“do you know what a hundred days is?” my grandmother asked me. “it’s three months and almost ten days.” i was amused that my grandmother was still sharp with her numbers. in her hand, she held a small dish with what appeared to be brown nuts with sesame oil poured over them.
“eat this. it’s gingko that’s been fermented for a hundred days. it’ll make your coughing stop,” she told me. i instantly recalled the bitter, foul taste of raw gingko and shook my head.
“come on. you can do it. just eat it quickly. you had a bad cough when you were a hundred days old, so this will cure it,” she said, putting the small dish up to my face. she even had a toothpick in hand so i could pick the gingko and eat it without getting my fingers messy.
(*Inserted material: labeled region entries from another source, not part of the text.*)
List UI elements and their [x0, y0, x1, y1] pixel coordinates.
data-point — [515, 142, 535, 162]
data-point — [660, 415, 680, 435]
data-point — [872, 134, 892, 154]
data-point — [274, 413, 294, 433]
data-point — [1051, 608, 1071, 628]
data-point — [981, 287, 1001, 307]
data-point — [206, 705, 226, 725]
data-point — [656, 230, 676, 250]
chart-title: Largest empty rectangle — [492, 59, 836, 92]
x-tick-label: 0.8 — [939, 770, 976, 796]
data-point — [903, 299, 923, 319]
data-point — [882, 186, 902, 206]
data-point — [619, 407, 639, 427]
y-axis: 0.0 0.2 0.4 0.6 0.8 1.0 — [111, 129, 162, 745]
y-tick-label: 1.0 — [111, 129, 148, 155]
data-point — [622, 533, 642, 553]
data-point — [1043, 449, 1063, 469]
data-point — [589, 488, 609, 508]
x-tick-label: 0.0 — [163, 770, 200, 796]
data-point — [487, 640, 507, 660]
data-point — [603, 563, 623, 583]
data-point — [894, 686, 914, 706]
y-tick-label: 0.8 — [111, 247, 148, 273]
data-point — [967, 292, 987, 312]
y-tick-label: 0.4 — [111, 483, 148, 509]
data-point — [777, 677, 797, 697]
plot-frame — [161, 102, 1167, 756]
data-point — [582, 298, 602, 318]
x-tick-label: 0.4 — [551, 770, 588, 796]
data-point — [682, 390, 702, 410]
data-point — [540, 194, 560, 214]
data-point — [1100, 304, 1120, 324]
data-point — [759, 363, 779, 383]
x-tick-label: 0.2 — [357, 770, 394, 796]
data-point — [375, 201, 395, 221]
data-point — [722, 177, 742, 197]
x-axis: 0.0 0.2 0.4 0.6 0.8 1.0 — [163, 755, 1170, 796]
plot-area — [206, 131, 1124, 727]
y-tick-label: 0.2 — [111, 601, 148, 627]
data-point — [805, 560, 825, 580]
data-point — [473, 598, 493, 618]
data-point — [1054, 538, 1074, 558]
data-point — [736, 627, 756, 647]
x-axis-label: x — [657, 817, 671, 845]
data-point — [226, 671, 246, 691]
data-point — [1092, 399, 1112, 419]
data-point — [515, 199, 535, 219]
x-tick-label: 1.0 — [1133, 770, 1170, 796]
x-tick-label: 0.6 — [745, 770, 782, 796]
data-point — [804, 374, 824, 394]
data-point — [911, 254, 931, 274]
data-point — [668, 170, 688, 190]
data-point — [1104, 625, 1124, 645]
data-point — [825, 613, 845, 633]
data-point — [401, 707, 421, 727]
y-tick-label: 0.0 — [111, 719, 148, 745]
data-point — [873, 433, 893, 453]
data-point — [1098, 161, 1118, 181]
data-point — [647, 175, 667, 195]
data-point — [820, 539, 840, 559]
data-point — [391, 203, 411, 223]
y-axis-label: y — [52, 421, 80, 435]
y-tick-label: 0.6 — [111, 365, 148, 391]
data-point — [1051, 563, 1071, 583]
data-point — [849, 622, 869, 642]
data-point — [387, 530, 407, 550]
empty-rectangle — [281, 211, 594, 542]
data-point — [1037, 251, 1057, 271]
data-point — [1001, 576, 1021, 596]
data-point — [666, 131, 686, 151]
i hesitated for a bit and looked around my room. i spotted some pieces of chocolate – those variety hershey’s chocolates like Mr. Goodbar and Krackel – sitting on my desk. “ok, i’ll eat it, but only because i’m an awesome grandson,” i told her. i took the dish from her and she left my room momentarily to put away my dirty laundry. i picked the gingko – five pieces – and put them one by one into my mouth. i chewed and swallowed all of them as quickly as possible and reached for a Mr. Goodbar, hoping to neutralize the bitter taste. it worked out well and i didn’t feel too bad about eating the gingko. when she came back my grandmother was very pleased.
“you already ate it all? my, you are so wonderful!” she told me. she said that my cough would go away in no time and continued to adore me for my willingness to eat the gingko. i am not sure how the hundred day gingko really works, but for me, it’s sort of like a “faith-based” medicine that seems to work its magic as long as i believe there is a remote chance it can be effective. plus, a temporary bitter taste in the mouth is a small price to pay for an overly grateful grandmother.